2. Donner la structure primaire vs secondaire de l’ADN et expliquer l’orientation antiparallèle (5’→3’ / 3’→5’) et la complémentarité A-T, C-G.
3. Comparer les formes A, B et Z de la double hélice : conditions (hydratation/salinité), sens de l’hélice et valeurs de pas pour A et B.
4. Expliquer comment les désaminations (cytosine→uracile, adénine→hypoxanthine) conduisent à des transitions G-C → A-T après réplication.
5. Décrire les systèmes restriction-modification : rôle des endonucléases, effet de la méthylation (Dam/Dcm) et principe des palindromes pour le type II.
6. Décrire la maturation du pré-ARNm eucaryote : coiffe 5’ (N7, liaison 5’-5’ triphosphate), queue poly(A) (50 à 250 nt), épissage GT-AG et site de branchement (lasso ~40 nt avant AG).
7. Expliquer la traduction : sens 5’→3’, codon AUG comme départ, codons stop (UAA/UAG/UGA), et les étapes initiation/élongation/terminaison.
8. Relier la régulation transcriptionnelle et post-transcriptionnelle : activateurs vs répresseurs (promoteur recouvert), et rôle des régions 5’UTR/3’UTR et protéines en trans.
9. Expliquer PCR : principe d’amplification, rôle des amorces, températures (dénaturation 95°C, hybridation 50-60°C, extension 72°C) et applications listées (mutations, détection bactéries/OGM, etc.).
10. Décrire le séquençage de Sanger tel que présenté : nécessité PCR, ddNTP fluorescents (quatre couleurs), terminaison par incorporation de ddNTP et lecture par électrophorèse + laser.
11. Expliquer Southern-blot et RFLP : digestion, séparation sur gel, transfert sur membrane, hybridation avec sonde radioactive et détection sur autoradiogramme.
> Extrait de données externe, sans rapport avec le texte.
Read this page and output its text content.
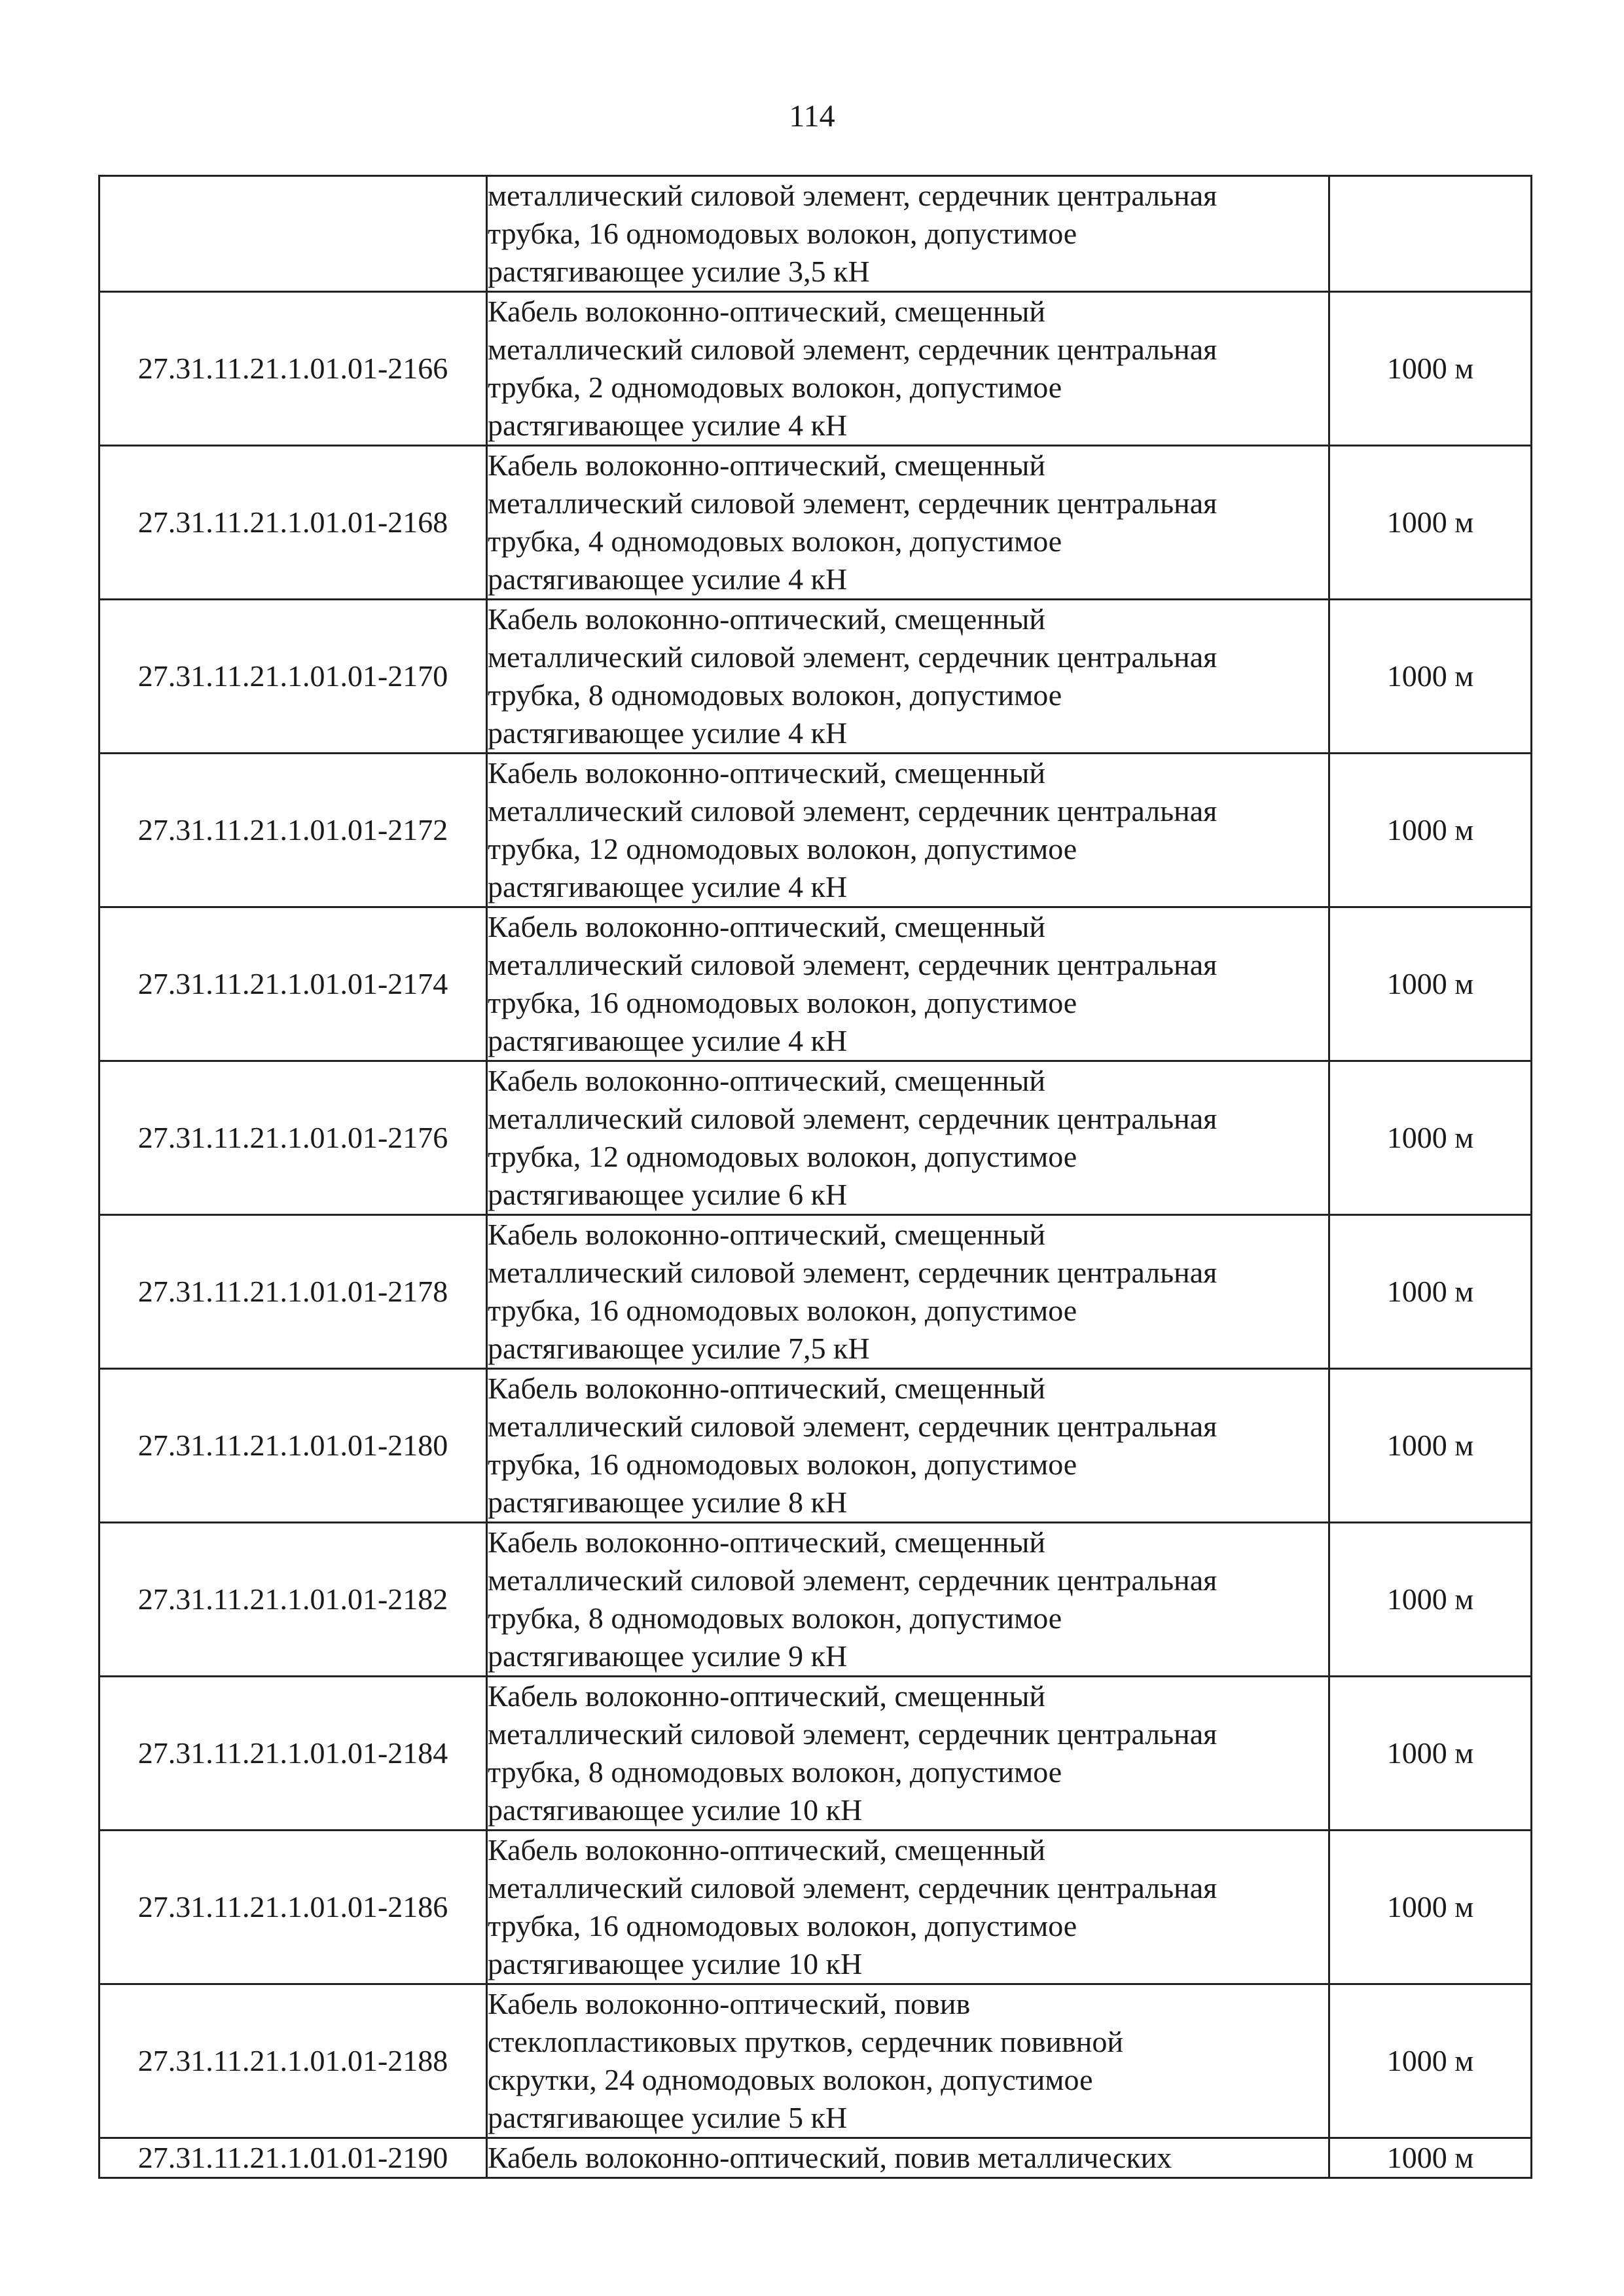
114

	металлический силовой элемент, сердечник центральная
трубка, 16 одномодовых волокон, допустимое
растягивающее усилие 3,5 кН	

27.31.11.21.1.01.01-2166	Кабель волоконно-оптический, смещенный
металлический силовой элемент, сердечник центральная
трубка, 2 одномодовых волокон, допустимое
растягивающее усилие 4 кН	1000 м
27.31.11.21.1.01.01-2168	Кабель волоконно-оптический, смещенный
металлический силовой элемент, сердечник центральная
трубка, 4 одномодовых волокон, допустимое
растягивающее усилие 4 кН	1000 м
27.31.11.21.1.01.01-2170	Кабель волоконно-оптический, смещенный
металлический силовой элемент, сердечник центральная
трубка, 8 одномодовых волокон, допустимое
растягивающее усилие 4 кН	1000 м
27.31.11.21.1.01.01-2172	Кабель волоконно-оптический, смещенный
металлический силовой элемент, сердечник центральная
трубка, 12 одномодовых волокон, допустимое
растягивающее усилие 4 кН	1000 м
27.31.11.21.1.01.01-2174	Кабель волоконно-оптический, смещенный
металлический силовой элемент, сердечник центральная
трубка, 16 одномодовых волокон, допустимое
растягивающее усилие 4 кН	1000 м
27.31.11.21.1.01.01-2176	Кабель волоконно-оптический, смещенный
металлический силовой элемент, сердечник центральная
трубка, 12 одномодовых волокон, допустимое
растягивающее усилие 6 кН	1000 м
27.31.11.21.1.01.01-2178	Кабель волоконно-оптический, смещенный
металлический силовой элемент, сердечник центральная
трубка, 16 одномодовых волокон, допустимое
растягивающее усилие 7,5 кН	1000 м
27.31.11.21.1.01.01-2180	Кабель волоконно-оптический, смещенный
металлический силовой элемент, сердечник центральная
трубка, 16 одномодовых волокон, допустимое
растягивающее усилие 8 кН	1000 м
27.31.11.21.1.01.01-2182	Кабель волоконно-оптический, смещенный
металлический силовой элемент, сердечник центральная
трубка, 8 одномодовых волокон, допустимое
растягивающее усилие 9 кН	1000 м
27.31.11.21.1.01.01-2184	Кабель волоконно-оптический, смещенный
металлический силовой элемент, сердечник центральная
трубка, 8 одномодовых волокон, допустимое
растягивающее усилие 10 кН	1000 м
27.31.11.21.1.01.01-2186	Кабель волоконно-оптический, смещенный
металлический силовой элемент, сердечник центральная
трубка, 16 одномодовых волокон, допустимое
растягивающее усилие 10 кН	1000 м
27.31.11.21.1.01.01-2188	Кабель волоконно-оптический, повив
стеклопластиковых прутков, сердечник повивной
скрутки, 24 одномодовых волокон, допустимое
растягивающее усилие 5 кН	1000 м
27.31.11.21.1.01.01-2190	Кабель волоконно-оптический, повив металлических	1000 м
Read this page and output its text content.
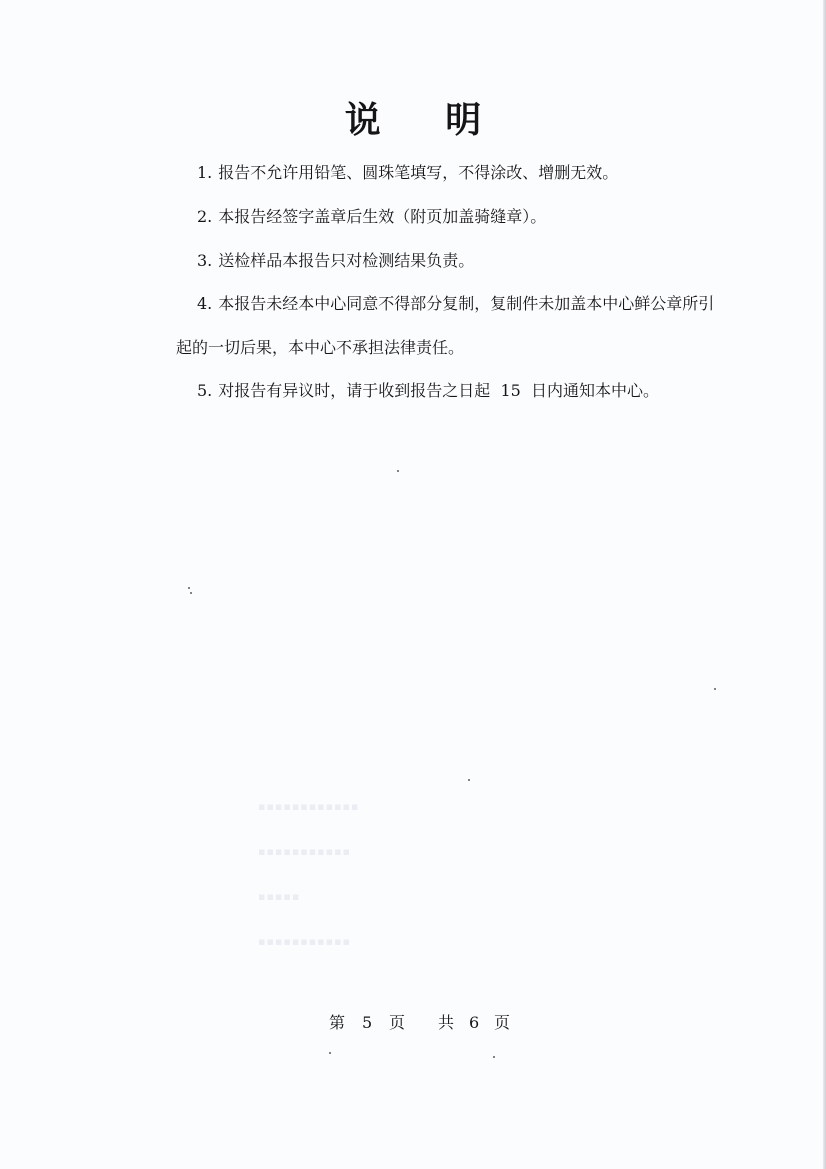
说 明
1. 报告不允许用铅笔、圆珠笔填写，不得涂改、增删无效。
2. 本报告经签字盖章后生效（附页加盖骑缝章）。
3. 送检样品本报告只对检测结果负责。
4. 本报告未经本中心同意不得部分复制，复制件未加盖本中心鲜公章所引
起的一切后果，本中心不承担法律责任。
5. 对报告有异议时，请于收到报告之日起  15  日内通知本中心。
▪▪▪▪▪▪▪▪▪▪▪▪
▪▪▪▪▪▪▪▪▪▪▪
▪▪▪▪▪
▪▪▪▪▪▪▪▪▪▪▪
第 5 页 共 6 页
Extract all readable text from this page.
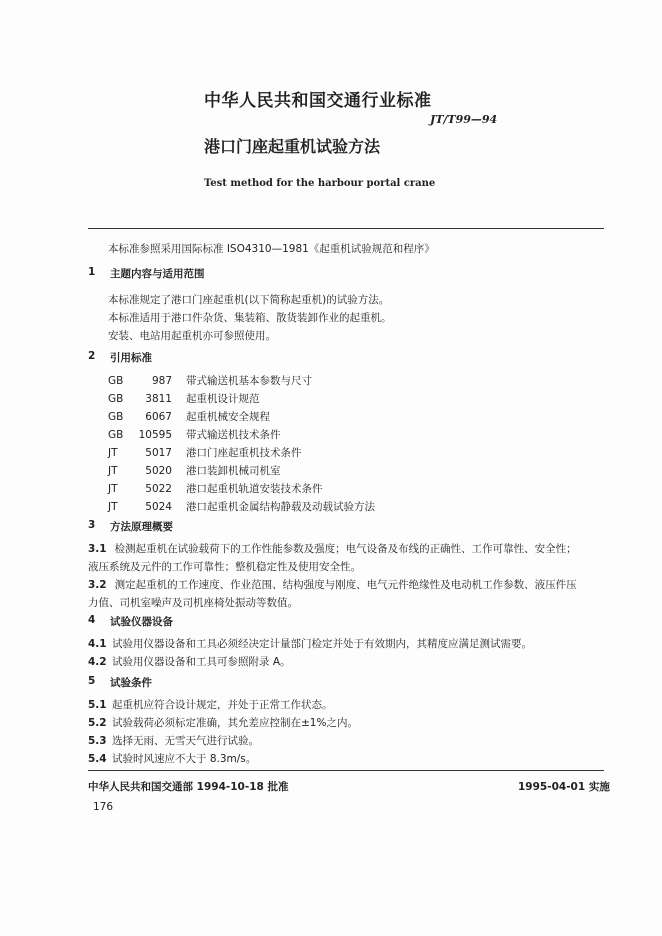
中华人民共和国交通行业标准
JT/T99—94
港口门座起重机试验方法
Test method for the harbour portal crane
本标准参照采用国际标准 ISO4310—1981《起重机试验规范和程序》
1 主题内容与适用范围
本标准规定了港口门座起重机(以下简称起重机)的试验方法。
本标准适用于港口件杂货、集装箱、散货装卸作业的起重机。
安装、电站用起重机亦可参照使用。
2 引用标准
GB	987 带式输送机基本参数与尺寸
GB 3811 起重机设计规范
GB 6067 起重机械安全规程
GB 10595 带式输送机技术条件
JT	5017 港口门座起重机技术条件
JT	5020 港口装卸机械司机室
JT	5022 港口起重机轨道安装技术条件
JT	5024 港口起重机金属结构静载及动载试验方法
3 方法原理概要
3.1 检测起重机在试验载荷下的工作性能参数及强度；电气设备及布线的正确性、工作可靠性、安全性；
液压系统及元件的工作可靠性；整机稳定性及使用安全性。
3.2 测定起重机的工作速度、作业范围、结构强度与刚度、电气元件绝缘性及电动机工作参数、液压件压
力值、司机室噪声及司机座椅处振动等数值。
4 试验仪器设备
4.1 试验用仪器设备和工具必须经决定计量部门检定并处于有效期内，其精度应满足测试需要。
4.2 试验用仪器设备和工具可参照附录 A。
5 试验条件
5.1 起重机应符合设计规定，并处于正常工作状态。
5.2 试验载荷必须标定准确，其允差应控制在±1%之内。
5.3 选择无雨、无雪天气进行试验。
5.4 试验时风速应不大于 8.3m/s。
中华人民共和国交通部 1994-10-18 批准	1995-04-01 实施
176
12. Décrire les banques d’ADNg vs ADNc : origine, principe de construction, et caractéristiques de banque (vecteur, inserts, % avec insert, taille moyenne, taille).
13. Lister les vecteurs de clonage et leurs hôtes/taille d’insert (plasmides, phages, cosmides, PAC, BAC, YAC) et donner au moins une propriété clé par vecteur.
14. Expliquer la ligation : rôle des ligases (E. coli vs T4) et trois stratégies (même enzyme de restriction, extrémités cohésives homopolymériques, linkers BamHI CCTAGG).